Lesson Learnt
Back in January of this year, I was tasked with building a website for a construction company. I couldn’t gain access to the server to make some preliminary tests until launch so I had to make some assumptions on the server specification.
This turned out to be a bad move on my part & I should have really insisted on the server specification before any works started.
Anyway, I went forth & mocked up a design, got design sign off & then started to build the site on my own server using Textpattern (a PHP based content system) & MySQL.
Once all the copy had been produced, all the imagery added and all the tweaks made – I had a complete working site; a finished product on my server.
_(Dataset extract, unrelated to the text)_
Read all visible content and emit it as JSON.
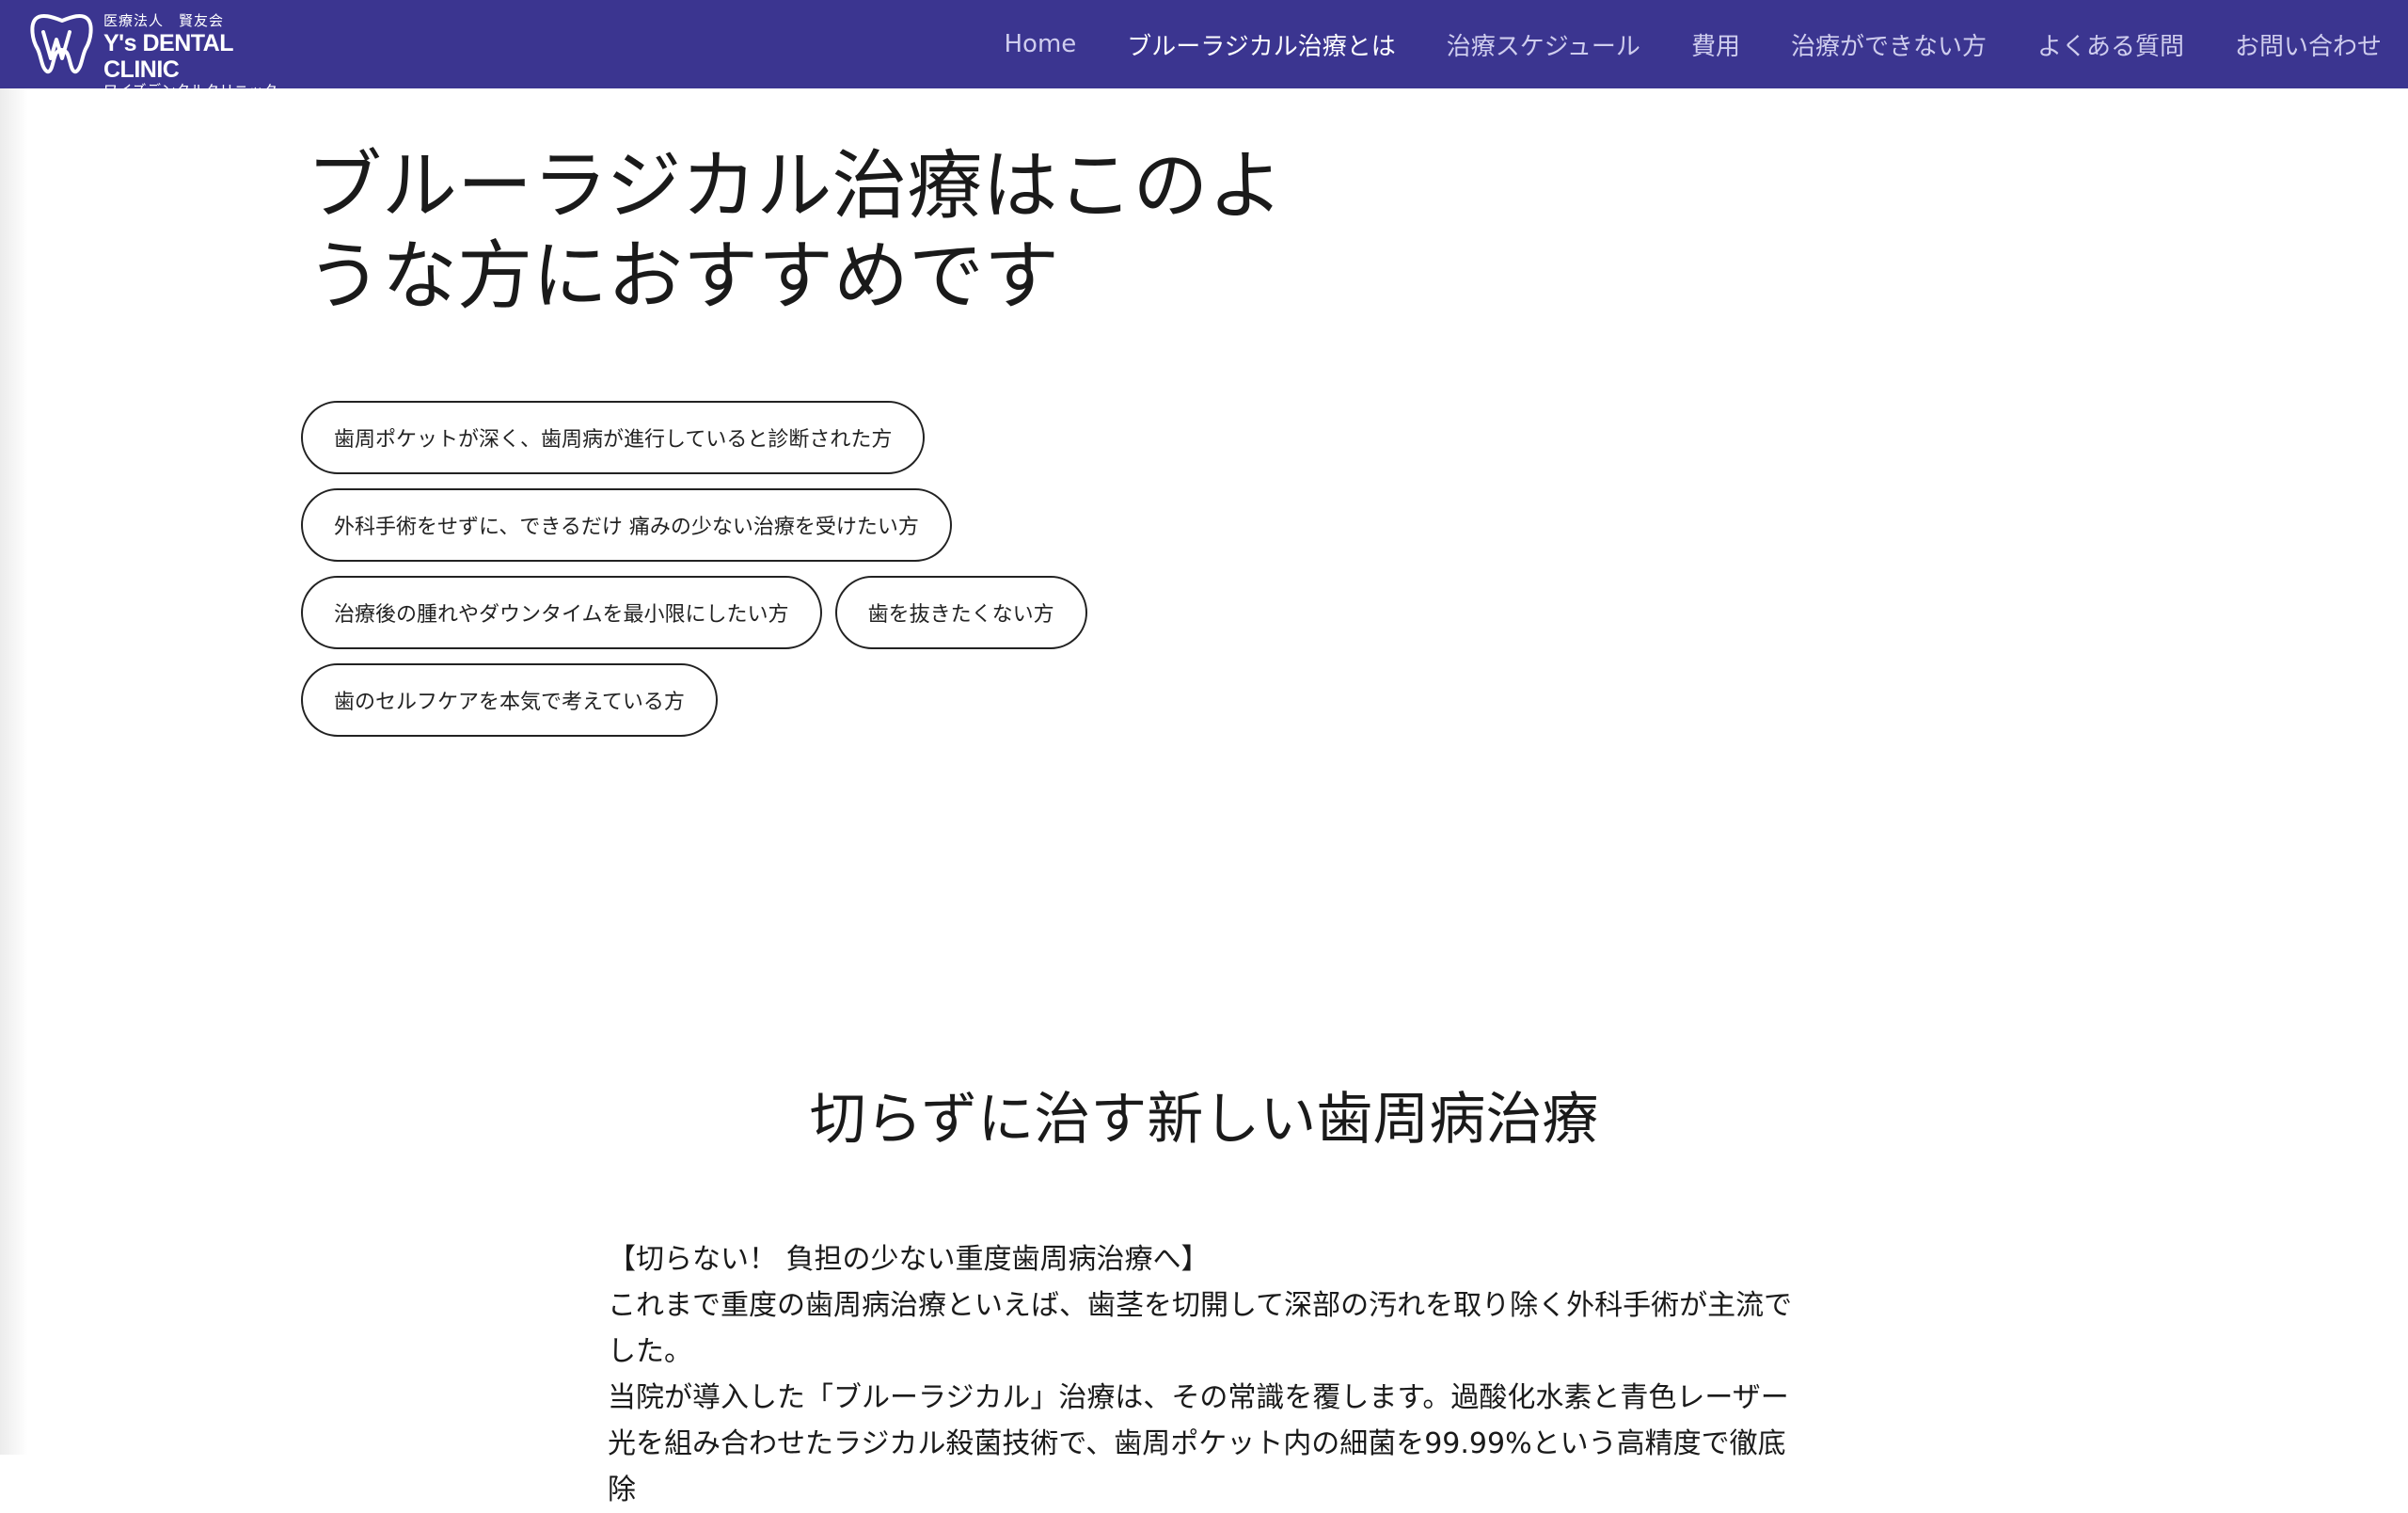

The client agreed it was to go live and I was handed the FTP details by the previous web team.
To cut a long story short, the current server was a microsoft machine running IIS, ASP & MSSQL. This meant that the CMS I had worked on & intergrated into the design wouldn’t work because that was PHP based system. Whats more, I’ve got very little knowledge of ASP or Windows server.
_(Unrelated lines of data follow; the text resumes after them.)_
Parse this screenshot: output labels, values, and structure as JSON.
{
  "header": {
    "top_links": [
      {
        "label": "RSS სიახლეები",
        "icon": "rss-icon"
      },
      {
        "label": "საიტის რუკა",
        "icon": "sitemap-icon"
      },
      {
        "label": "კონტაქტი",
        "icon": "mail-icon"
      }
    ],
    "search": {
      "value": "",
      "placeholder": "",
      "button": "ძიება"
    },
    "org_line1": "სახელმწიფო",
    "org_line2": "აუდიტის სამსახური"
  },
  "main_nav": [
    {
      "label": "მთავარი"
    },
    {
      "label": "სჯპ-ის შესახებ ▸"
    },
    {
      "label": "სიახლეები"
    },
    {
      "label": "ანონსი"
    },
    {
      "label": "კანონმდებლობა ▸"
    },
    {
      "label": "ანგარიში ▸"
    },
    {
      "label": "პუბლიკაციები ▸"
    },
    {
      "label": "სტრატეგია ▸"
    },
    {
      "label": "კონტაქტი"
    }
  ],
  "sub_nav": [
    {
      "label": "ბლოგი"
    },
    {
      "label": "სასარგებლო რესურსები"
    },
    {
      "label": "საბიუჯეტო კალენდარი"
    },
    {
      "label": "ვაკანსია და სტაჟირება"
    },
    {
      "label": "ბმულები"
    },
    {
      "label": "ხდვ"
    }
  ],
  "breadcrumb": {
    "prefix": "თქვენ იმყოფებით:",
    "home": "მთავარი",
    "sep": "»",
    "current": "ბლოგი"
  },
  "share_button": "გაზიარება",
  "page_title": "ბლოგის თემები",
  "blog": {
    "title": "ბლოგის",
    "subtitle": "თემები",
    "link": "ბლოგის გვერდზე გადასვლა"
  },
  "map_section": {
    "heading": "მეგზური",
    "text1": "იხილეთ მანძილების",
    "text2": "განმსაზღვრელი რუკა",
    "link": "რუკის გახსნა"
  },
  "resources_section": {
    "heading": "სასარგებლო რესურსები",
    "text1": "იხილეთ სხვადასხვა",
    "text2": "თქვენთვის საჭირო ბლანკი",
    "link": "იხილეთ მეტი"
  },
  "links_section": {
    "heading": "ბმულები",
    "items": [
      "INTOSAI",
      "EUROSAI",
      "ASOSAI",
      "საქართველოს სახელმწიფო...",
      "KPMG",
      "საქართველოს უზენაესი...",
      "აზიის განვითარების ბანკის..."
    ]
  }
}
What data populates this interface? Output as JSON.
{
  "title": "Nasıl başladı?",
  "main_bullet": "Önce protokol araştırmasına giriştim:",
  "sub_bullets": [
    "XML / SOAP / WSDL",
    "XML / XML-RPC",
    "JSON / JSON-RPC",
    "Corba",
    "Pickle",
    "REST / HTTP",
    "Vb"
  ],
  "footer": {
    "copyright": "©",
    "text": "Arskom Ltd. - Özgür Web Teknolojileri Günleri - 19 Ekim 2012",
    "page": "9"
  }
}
It was truly gutting. The website I had spent several months building, tweaking, changing & nurturing wouldn’t work on the server.
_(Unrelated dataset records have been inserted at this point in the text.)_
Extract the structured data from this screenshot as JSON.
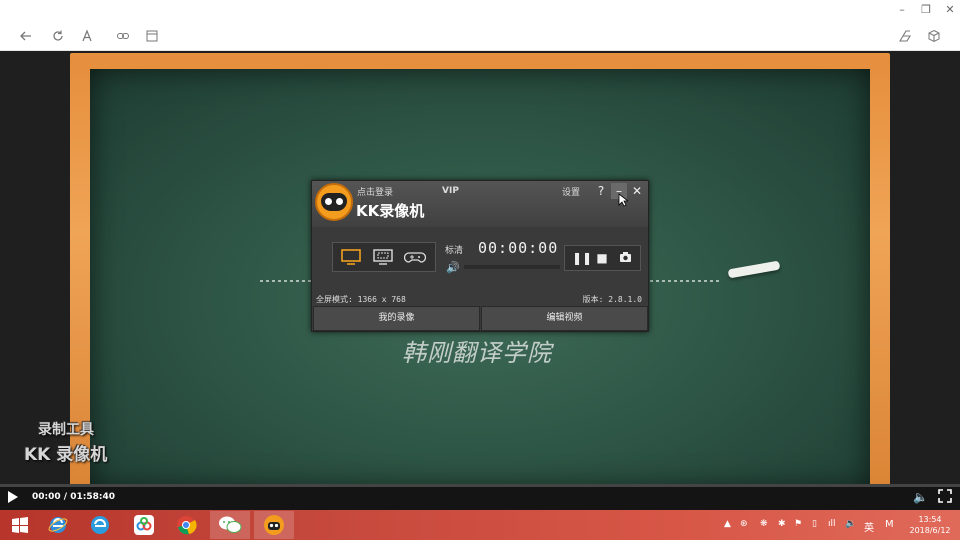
{
  "browser": {
    "window_controls": [
      "–",
      "❐",
      "✕"
    ],
    "icons": [
      "back-icon",
      "refresh-icon",
      "text-icon",
      "link-icon",
      "reader-icon",
      "share-icon",
      "extensions-icon"
    ]
  },
  "video": {
    "board_caption": "韩刚翻译学院",
    "watermark_line1": "录制工具",
    "watermark_line2": "KK 录像机"
  },
  "recorder": {
    "login": "点击登录",
    "vip": "VIP",
    "title": "KK录像机",
    "settings": "设置",
    "help": "?",
    "minimize": "–",
    "close": "✕",
    "quality": "标清",
    "timer": "00:00:00",
    "mode_text": "全屏模式: 1366 x 768",
    "version": "版本: 2.8.1.0",
    "tab_my_videos": "我的录像",
    "tab_edit": "编辑视频",
    "accent_color": "#f0a020"
  },
  "player": {
    "time": "00:00 / 01:58:40",
    "progress": 0.0
  },
  "taskbar": {
    "apps": [
      "windows-start-icon",
      "ie-icon",
      "edge-icon",
      "baidu-netdisk-icon",
      "chrome-icon",
      "wechat-icon",
      "kk-recorder-icon"
    ],
    "ime": "英",
    "time": "13:54",
    "date": "2018/6/12"
  }
}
To add even more pressure, the client was due to issue some marketing material two weeks after site launch.
Panic?
Nope. I didn’t want to let the client down so I re-built the website in HTML only (removing the CMS functionality) as a temporary measure and uploaded this to the server. This was done over a weekend & was purely to launch the new website so the marketing material could be sent.
The re-built website was identical in asthetics so once the server had been switched from Windows to Linux (running PHP & MySQL), we could re-intergrate the CMS & the visitor would be none the wiser.
Lesson learnt indeed.
Had I insisted on the server specs prior to commencing works, I could have changed the server over in due course, and uploaded the fully functional website within programme.
Instead, I assumed (never assume – it makes an ass of u & me) that the server ran PHP & MySQL. Because I assumed, the project overran by 4 days. It also required a complete re-build minus the PHP & CMS functionality.
However it was all necessary as it showed the client that no matter what was required, they’d have a working website.